Mori: What challenges do you face in working on your Materiality?

Miyazaki: The challenge is to incorporate the identified Materiality into our business base. Initiatives to “Realize a low-carbon society,” for example, entail a certain cost. But we think of these as investments, not costs, because we believe they will lead to future growth. I hope to plot out a growth strategy by incorporating the identified materiality into our business base and blending them with our next Mid-Term Management Strategy.

Mori: Do you mean to say that you will formulate your next Mid-term Management Strategy based on the Materiality?

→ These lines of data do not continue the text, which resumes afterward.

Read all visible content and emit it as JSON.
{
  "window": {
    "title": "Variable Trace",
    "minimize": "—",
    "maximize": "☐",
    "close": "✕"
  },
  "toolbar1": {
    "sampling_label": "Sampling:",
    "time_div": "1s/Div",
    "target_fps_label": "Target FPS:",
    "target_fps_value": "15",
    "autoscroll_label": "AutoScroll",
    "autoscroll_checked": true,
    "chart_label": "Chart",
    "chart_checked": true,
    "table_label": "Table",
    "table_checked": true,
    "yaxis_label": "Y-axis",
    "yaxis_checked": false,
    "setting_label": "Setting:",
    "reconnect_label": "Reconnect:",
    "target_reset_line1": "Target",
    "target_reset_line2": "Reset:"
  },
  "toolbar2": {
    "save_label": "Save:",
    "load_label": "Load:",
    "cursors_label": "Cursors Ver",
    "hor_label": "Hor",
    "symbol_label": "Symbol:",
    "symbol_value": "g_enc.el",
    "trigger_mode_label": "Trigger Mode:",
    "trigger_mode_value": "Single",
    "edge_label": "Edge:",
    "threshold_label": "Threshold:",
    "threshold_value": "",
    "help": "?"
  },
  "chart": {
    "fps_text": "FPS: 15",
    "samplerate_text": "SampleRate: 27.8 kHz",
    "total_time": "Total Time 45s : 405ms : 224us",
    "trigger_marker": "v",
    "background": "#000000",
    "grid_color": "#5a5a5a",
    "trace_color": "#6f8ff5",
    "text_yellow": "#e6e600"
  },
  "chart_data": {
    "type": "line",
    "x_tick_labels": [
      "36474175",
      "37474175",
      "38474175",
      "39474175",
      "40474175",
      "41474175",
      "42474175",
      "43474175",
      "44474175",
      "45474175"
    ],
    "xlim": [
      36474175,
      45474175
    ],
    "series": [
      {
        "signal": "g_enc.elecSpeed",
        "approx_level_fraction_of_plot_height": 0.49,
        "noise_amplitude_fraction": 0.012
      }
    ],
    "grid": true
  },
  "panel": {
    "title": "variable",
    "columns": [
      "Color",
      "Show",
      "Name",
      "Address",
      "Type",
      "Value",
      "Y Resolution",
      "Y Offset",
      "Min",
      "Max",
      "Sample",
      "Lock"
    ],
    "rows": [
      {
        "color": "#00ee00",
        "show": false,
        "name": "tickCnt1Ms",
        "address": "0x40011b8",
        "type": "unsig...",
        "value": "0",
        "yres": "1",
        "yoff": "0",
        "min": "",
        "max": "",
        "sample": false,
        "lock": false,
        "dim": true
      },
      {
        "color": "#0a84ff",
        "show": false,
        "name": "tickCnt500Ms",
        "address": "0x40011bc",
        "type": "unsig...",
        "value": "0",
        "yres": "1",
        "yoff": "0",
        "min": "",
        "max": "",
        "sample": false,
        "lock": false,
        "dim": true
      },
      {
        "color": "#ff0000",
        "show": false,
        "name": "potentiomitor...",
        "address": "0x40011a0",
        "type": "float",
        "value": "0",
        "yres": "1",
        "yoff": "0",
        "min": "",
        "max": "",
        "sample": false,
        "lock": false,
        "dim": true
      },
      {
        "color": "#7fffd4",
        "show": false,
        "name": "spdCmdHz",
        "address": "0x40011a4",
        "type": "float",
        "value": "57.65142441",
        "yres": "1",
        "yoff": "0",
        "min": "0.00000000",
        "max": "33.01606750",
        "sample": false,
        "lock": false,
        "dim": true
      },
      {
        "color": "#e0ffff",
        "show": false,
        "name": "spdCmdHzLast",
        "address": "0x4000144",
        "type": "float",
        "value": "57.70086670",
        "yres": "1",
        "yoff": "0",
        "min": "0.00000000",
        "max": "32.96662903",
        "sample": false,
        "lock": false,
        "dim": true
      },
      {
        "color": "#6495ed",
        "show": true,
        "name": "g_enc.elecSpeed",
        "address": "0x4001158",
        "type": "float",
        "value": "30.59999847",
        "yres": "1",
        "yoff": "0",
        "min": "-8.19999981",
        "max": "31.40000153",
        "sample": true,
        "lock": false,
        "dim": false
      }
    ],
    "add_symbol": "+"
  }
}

Miyazaki: There is awareness of CSR and ESG in our current Mid-Term Management Strategy, but they are not pillars of the strategy. Under our next Mid-Term Management Strategy, we will make investments for future growth centered on the Materiality and aim to become a company that is needed even more by society.

Kuroda: I think that it is really wonderful to spell out your Mid-Term Management Strategy in light of SDGs and ESG and to thoroughly communicate in and outside the company a commitment to drive business forward on the dual platforms of sustainability and business strategy.

Miyazaki: I always say that we must try to be a “company that is needed by the world,” a company about which people say, “Hitachi High-Tech is indispensable.” To achieve that, we must always think how we ought to be and respond as a company to changes in society. That is the ability to respond to society. It is important to instill this idea throughout the company. Effort is not something the company president does alone; everyone makes the effort together. Everyone in the Group will unite and raise our ability to respond to society.

Kuroda: I can really feel your passion, Mr. Miyazaki. I also realized anew just how big the sustainability expectations are for companies. Thank you for today.

Mori: It was very useful for me as well. Thank you.

Interlocutor

  • Ms. Kaori Kuroda
    Executive Director, CSO Network Japan
    After working in the private sector, Ms. Kuroda worked at the Center on Japanese Economy and Business at the Columbia University School of Business and The Asia Foundation - Japan before taking up her current position in 2004. She has concurrently been Director of The Asia Foundation - Japan since 2010. She is a member of the working group for a “sustainable sourcing code” on the Tokyo Organizing Committee of the Olympic and Paralympic Games, a member of the Roundtable for Promoting Sustainable Development Goals (SDGs), and President of the Japan Civil Society Network on SDGs among other positions.

Facilitator

  • Mr. Setsu Mori
    After holding such positions as a reporter in the editorial department of The Nihon Keizai Shimbun (a Japanese economics newspaper) and bureau chief of the newspaper’s Los Angeles office, Mr. Mori established Alterna Co., Ltd., in 2006 and launched magazine in March 2007. He is a Visiting Professor at Musashino University’s Graduate School of Environmental Sciences, the Representative of the Board of Directors of the CSR Executive Forum, Chairman of Global Press, and a member of the CSR Test Committee.